Included are two works particularly noted for their meticulous realism -- "Art in the Park in Blowing Rock," and "Sunday Afternoon at Bessie Julian's House." At first glance, one would assume these incredibly realistic works must be giant panoramic photographs.

This exhibit does not include works from the "Immanuel" series, but does offer another, later series called "Millennial Mood."

When the couple first returned to North Carolina, they travelled "from Murphy to Manteo" taking photographs. Robert turned these images into paintings depicting the tranquil world he believed would be established upon Christ's return. Each scene has a title and subtitle, the subtitle being the name of a hymn.
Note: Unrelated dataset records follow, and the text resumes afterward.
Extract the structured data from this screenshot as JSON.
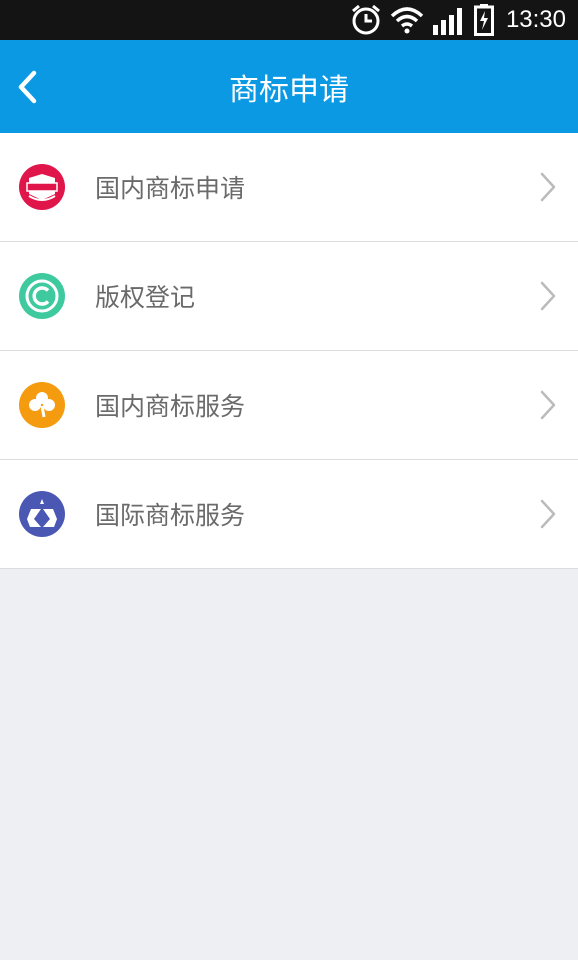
{
  "status_bar": {
    "time": "13:30"
  },
  "header": {
    "title": "商标申请"
  },
  "menu": [
    {
      "label": "国内商标申请",
      "icon": "cimo-icon",
      "color": "#e0154a"
    },
    {
      "label": "版权登记",
      "icon": "copyright-icon",
      "color": "#3ec99e"
    },
    {
      "label": "国内商标服务",
      "icon": "clover-icon",
      "color": "#f49b0f"
    },
    {
      "label": "国际商标服务",
      "icon": "emblem-icon",
      "color": "#4a58b4"
    }
  ],
  "colors": {
    "header_bg": "#0b99e3",
    "page_bg": "#eeeff3"
  }
}
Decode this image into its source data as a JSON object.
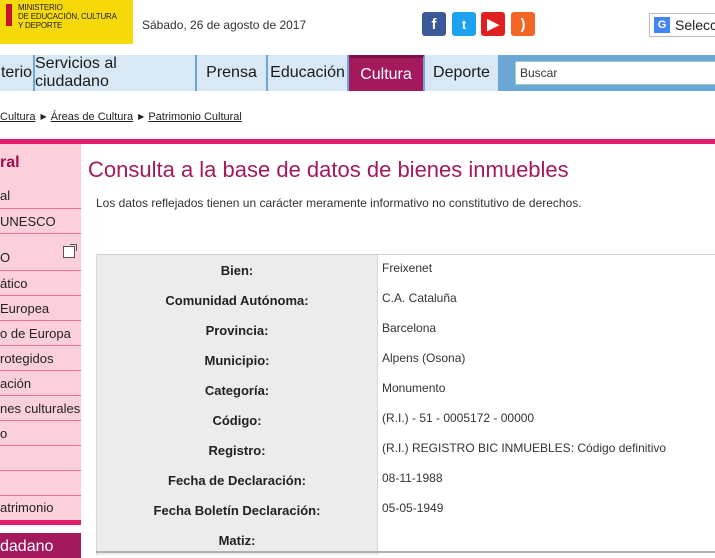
{
  "header": {
    "logo_text": "MINISTERIO\nDE EDUCACIÓN, CULTURA\nY DEPORTE",
    "date": "Sábado, 26 de agosto de 2017",
    "translate_label": "Selecc",
    "social": [
      {
        "icon": "facebook-icon",
        "glyph": "f"
      },
      {
        "icon": "twitter-icon",
        "glyph": "t"
      },
      {
        "icon": "youtube-icon",
        "glyph": "▶"
      },
      {
        "icon": "rss-icon",
        "glyph": ")"
      }
    ]
  },
  "nav": {
    "items": [
      "terio",
      "Servicios al ciudadano",
      "Prensa",
      "Educación",
      "Cultura",
      "Deporte"
    ],
    "active": "Cultura",
    "search_value": "Buscar"
  },
  "breadcrumb": {
    "items": [
      "Cultura",
      "Áreas de Cultura",
      "Patrimonio Cultural"
    ]
  },
  "sidebar": {
    "title": "ral",
    "items": [
      "al",
      " UNESCO",
      "O",
      "ático",
      "Europea",
      "o de Europa",
      "rotegidos",
      "ación",
      "nes culturales",
      "o",
      "",
      "atrimonio"
    ],
    "bottom_block": "dadano"
  },
  "main": {
    "title": "Consulta a la base de datos de bienes inmuebles",
    "disclaimer": "Los datos reflejados tienen un carácter meramente informativo no constitutivo de derechos.",
    "rows": [
      {
        "label": "Bien:",
        "value": "Freixenet"
      },
      {
        "label": "Comunidad Autónoma:",
        "value": "C.A. Cataluña"
      },
      {
        "label": "Provincia:",
        "value": "Barcelona"
      },
      {
        "label": "Municipio:",
        "value": "Alpens (Osona)"
      },
      {
        "label": "Categoría:",
        "value": "Monumento"
      },
      {
        "label": "Código:",
        "value": "(R.I.) - 51 - 0005172 - 00000"
      },
      {
        "label": "Registro:",
        "value": "(R.I.) REGISTRO BIC INMUEBLES: Código definitivo"
      },
      {
        "label": "Fecha de Declaración:",
        "value": "08-11-1988"
      },
      {
        "label": "Fecha Boletín Declaración:",
        "value": "05-05-1949"
      },
      {
        "label": "Matiz:",
        "value": ""
      }
    ]
  },
  "colors": {
    "accent": "#a4195d",
    "rule": "#e11d6b",
    "nav_bg": "#d9e8f5",
    "sidebar_bg": "#fbd0da"
  }
}
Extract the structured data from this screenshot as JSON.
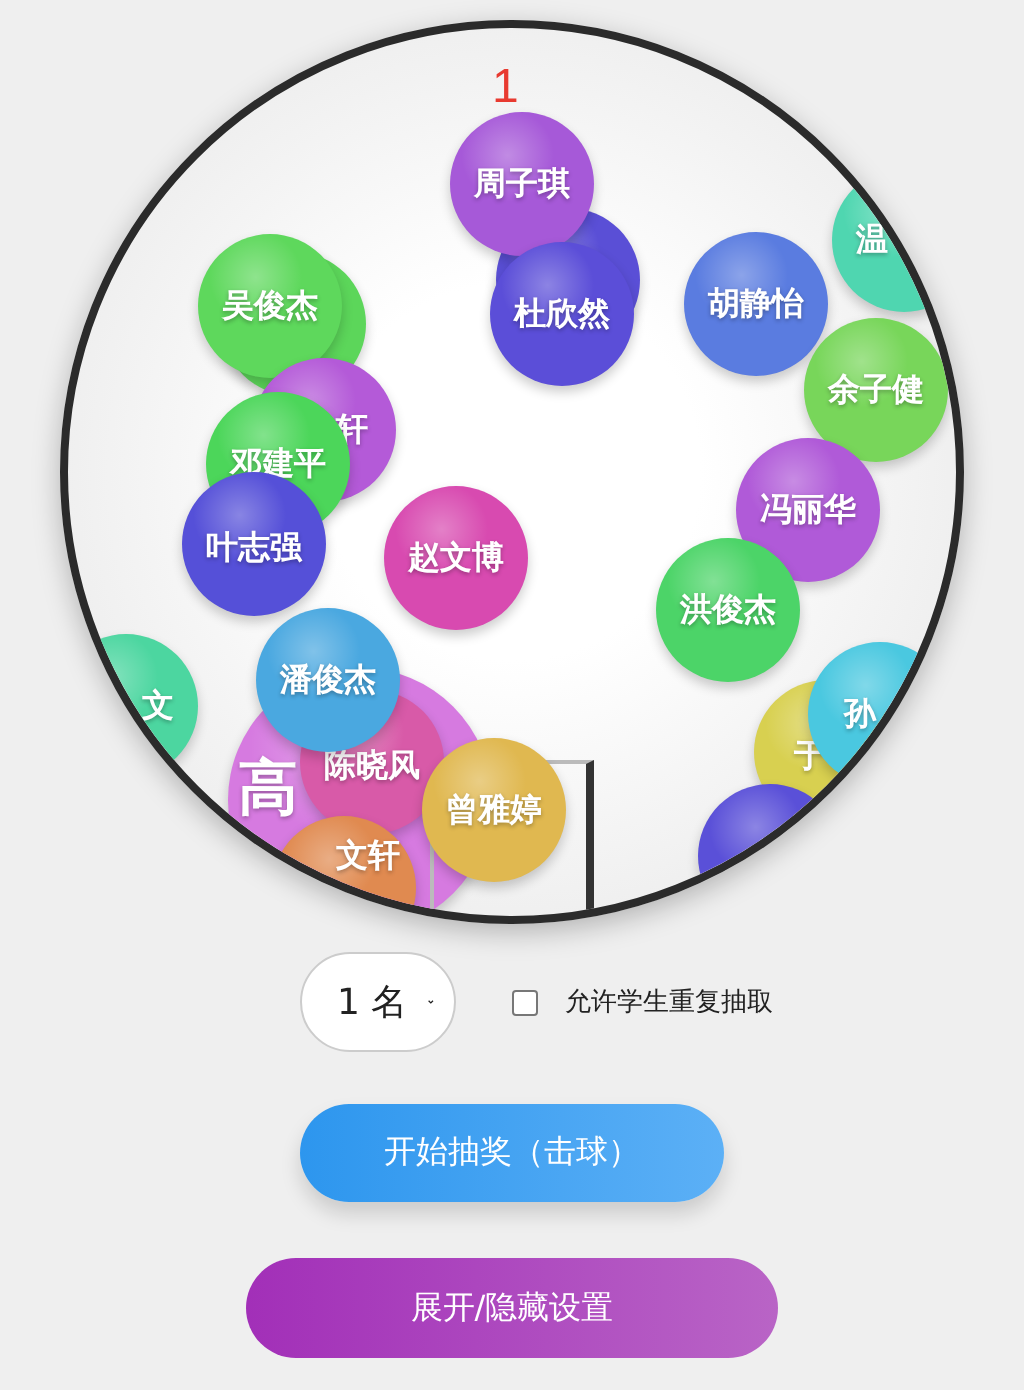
{
  "winner_count": "1",
  "balls": [
    {
      "name": "高",
      "color": "#d67ae0"
    },
    {
      "color": "#5a4fd6"
    },
    {
      "name": "周子琪",
      "color": "#a659d8"
    },
    {
      "name": "杜欣然",
      "color": "#5b4ed8"
    },
    {
      "name": "胡静怡",
      "color": "#5a7ce0"
    },
    {
      "name": "温",
      "color": "#4fd6b0"
    },
    {
      "name": "余子健",
      "color": "#78d65a"
    },
    {
      "color": "#5cd65a"
    },
    {
      "name": "吴俊杰",
      "color": "#5ed85c"
    },
    {
      "name": "轩",
      "color": "#b45ad8"
    },
    {
      "name": "邓建平",
      "color": "#4cd65a"
    },
    {
      "name": "叶志强",
      "color": "#5550d8"
    },
    {
      "name": "赵文博",
      "color": "#d84ab0"
    },
    {
      "name": "冯丽华",
      "color": "#b05ad8"
    },
    {
      "name": "洪俊杰",
      "color": "#4cd468"
    },
    {
      "name": "文",
      "color": "#4cd6a0"
    },
    {
      "name": "陈晓风",
      "color": "#d85aa8"
    },
    {
      "name": "潘俊杰",
      "color": "#4aa8e0"
    },
    {
      "name": "文轩",
      "color": "#e08a50"
    },
    {
      "name": "曾雅婷",
      "color": "#e0b850"
    },
    {
      "name": "于",
      "color": "#d8d050"
    },
    {
      "name": "孙",
      "color": "#4ac8e0"
    },
    {
      "color": "#5a50d8"
    }
  ],
  "count_select": {
    "value": "1 名"
  },
  "repeat_checkbox": {
    "label": "允许学生重复抽取",
    "checked": false
  },
  "buttons": [
    {
      "label": "开始抽奖（击球）",
      "kind": "start"
    },
    {
      "label": "展开/隐藏设置",
      "kind": "settings"
    }
  ]
}
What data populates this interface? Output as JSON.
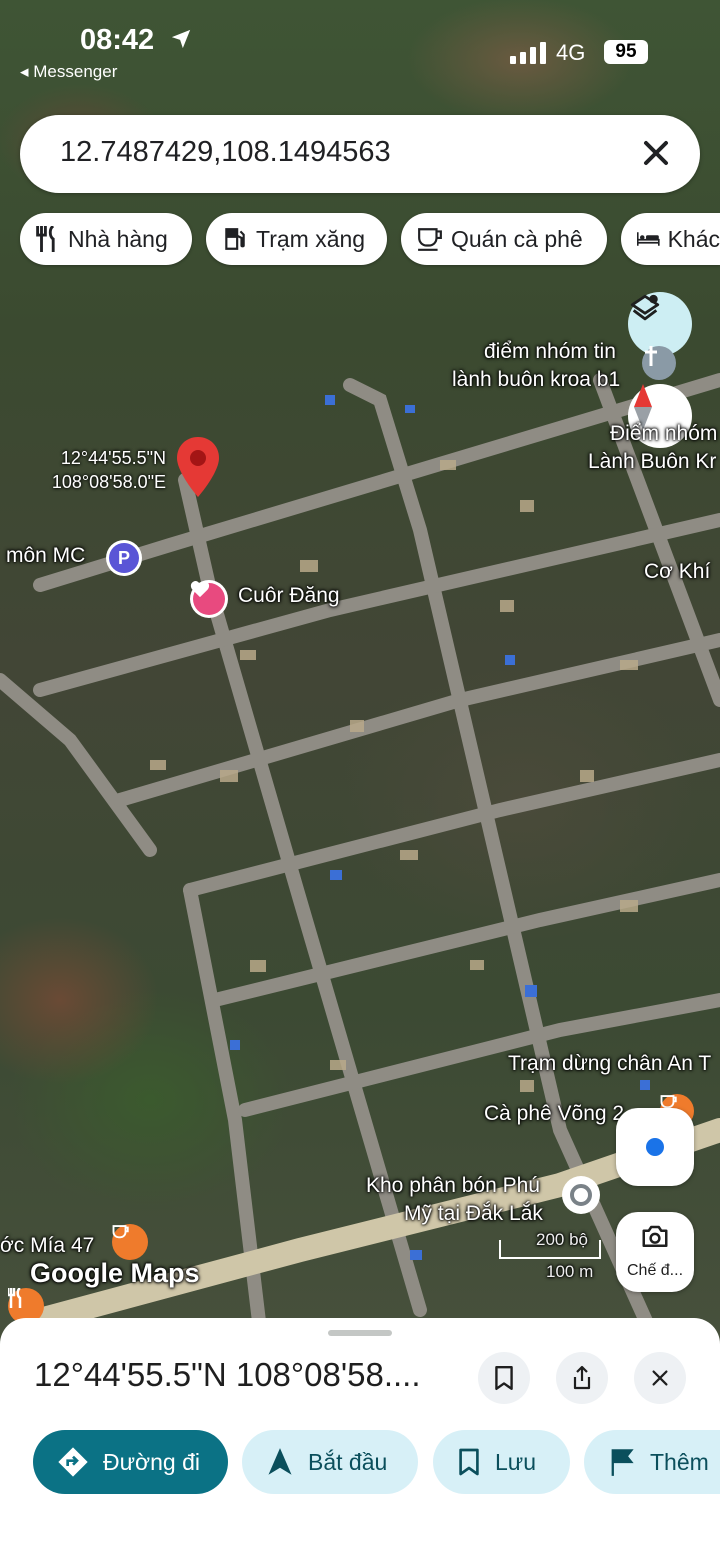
{
  "status_bar": {
    "time": "08:42",
    "back_app": "◂ Messenger",
    "network": "4G",
    "battery": "95"
  },
  "search": {
    "query": "12.7487429,108.1494563"
  },
  "chips": [
    {
      "label": "Nhà hàng",
      "icon": "restaurant-icon"
    },
    {
      "label": "Trạm xăng",
      "icon": "gas-station-icon"
    },
    {
      "label": "Quán cà phê",
      "icon": "coffee-icon"
    },
    {
      "label": "Khác",
      "icon": "hotel-icon"
    }
  ],
  "map": {
    "dropped_pin": {
      "lat": "12°44'55.5\"N",
      "lng": "108°08'58.0\"E"
    },
    "labels": {
      "church1_l1": "điểm nhóm tin",
      "church1_l2": "lành buôn kroa b1",
      "church2_l1": "Điểm nhóm",
      "church2_l2": "Lành Buôn Kr",
      "parking": "môn MC",
      "favorite": "Cuôr Đăng",
      "shop": "Cơ Khí",
      "stop": "Trạm dừng chân An T",
      "cafe": "Cà phê Võng 2",
      "fertilizer_l1": "Kho phân bón Phú",
      "fertilizer_l2": "Mỹ tại Đắk Lắk",
      "sugarcane": "ớc Mía 47",
      "brand": "Google Maps",
      "scale_ft": "200 bộ",
      "scale_m": "100 m"
    },
    "camera_label": "Chế đ..."
  },
  "sheet": {
    "title": "12°44'55.5\"N 108°08'58....",
    "actions": [
      {
        "label": "Đường đi",
        "icon": "directions-icon"
      },
      {
        "label": "Bắt đầu",
        "icon": "navigation-arrow-icon"
      },
      {
        "label": "Lưu",
        "icon": "bookmark-icon"
      },
      {
        "label": "Thêm",
        "icon": "flag-icon"
      }
    ]
  },
  "colors": {
    "accent": "#0b7285",
    "action_bg": "#d7f0f7",
    "pin_red": "#e53935",
    "blue_dot": "#1a73e8"
  }
}
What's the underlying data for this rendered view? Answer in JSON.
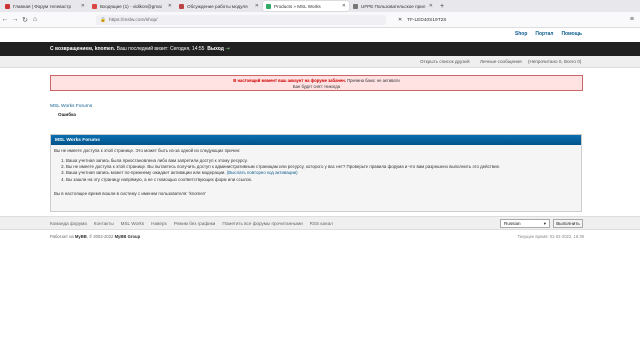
{
  "tabs": [
    {
      "title": "Главная | Форум телевастр",
      "active": false
    },
    {
      "title": "Входящие (1) - vidikon@gmai",
      "active": false
    },
    {
      "title": "Обсуждение работы модуля",
      "active": false
    },
    {
      "title": "Products » MSL Works",
      "active": true
    },
    {
      "title": "UFPE Пользовательское прил",
      "active": false
    }
  ],
  "browser": {
    "url": "https://mslw.com/shop/",
    "search_text": "TF-LED40S19T2S"
  },
  "header": {
    "links": [
      "Shop",
      "Портал",
      "Помощь"
    ]
  },
  "panel": {
    "welcome_prefix": "С возвращением,",
    "username": "knomen.",
    "last_visit": "Ваш последний визит: Сегодня, 14:55",
    "logout": "Выход"
  },
  "subnav": {
    "buddy_list": "Открыть список друзей",
    "pm": "Личные сообщения",
    "pm_counts": "(Непрочитано 0, Всего 0)"
  },
  "alert": {
    "line1_lead": "В настоящий момент ваш аккаунт на форуме забанен.",
    "line1_rest": "Причина бана: не активати",
    "line2": "Бан будет снят: Никогда"
  },
  "breadcrumb": {
    "forum": "MSL Works Forums",
    "current": "Ошибка"
  },
  "error_box": {
    "title": "MSL Works Forums",
    "intro": "Вы не имеете доступа к этой странице. Это может быть из-за одной из следующих причин:",
    "reasons": [
      "Ваша учетная запись была приостановлена либо вам запретили доступ к этому ресурсу.",
      "Вы не имеете доступа к этой странице. Вы пытаетесь получить доступ к административным страницам или ресурсу, которого у вас нет? Проверьте правила форума и что вам разрешено выполнить это действие.",
      "Ваша учетная запись может по-прежнему ожидает активации или модерации.",
      "Вы зашли на эту страницу напрямую, а не с помощью соответствующих форм или ссылок."
    ],
    "resend_link": "(Выслать повторно код активации)",
    "logged_in": "Вы в настоящее время вошли в систему с именем пользователя: 'knomen'"
  },
  "footer": {
    "links": [
      "Команда форума",
      "Контакты",
      "MSL Works",
      "Наверх",
      "Режим без графики",
      "Пометить все форумы прочитанными",
      "RSS канал"
    ],
    "language": "Russian",
    "go_button": "Выполнить",
    "powered": "Работает на",
    "mybb": "MyBB",
    "copyright": ", © 2002-2022",
    "mybb_group": "MyBB Group",
    "time": "Текущее время: 01-02-2022, 16:39"
  },
  "colors": {
    "panel_bg": "#202020",
    "link": "#0f5c8e",
    "alert_bg": "#ffe2e2",
    "box_head": "#0a6fb0"
  }
}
Some examples are "Sunrise -- When Morning Guilds the Skies;" "Beach Scene, Surf Fishing -- There is a Wideness in God's Mercy;" "Hatteras -- Now the Day is Over."

These works, and others of Doares' post illustrative career form the remarkable retrospective available this weekend and provide a priceless opportunity to gather, to remember, and honor the special couple once more.

"I like to think they are still walking, arm and arm, along the streets of heaven," Wilson says.


Center for Faith and the Arts is located at 207 W. Harrison St., on the lower floor of Haven Lutheran Church's education building. Those attending the exhibit are asked to enter by the rear door, off the parking lot.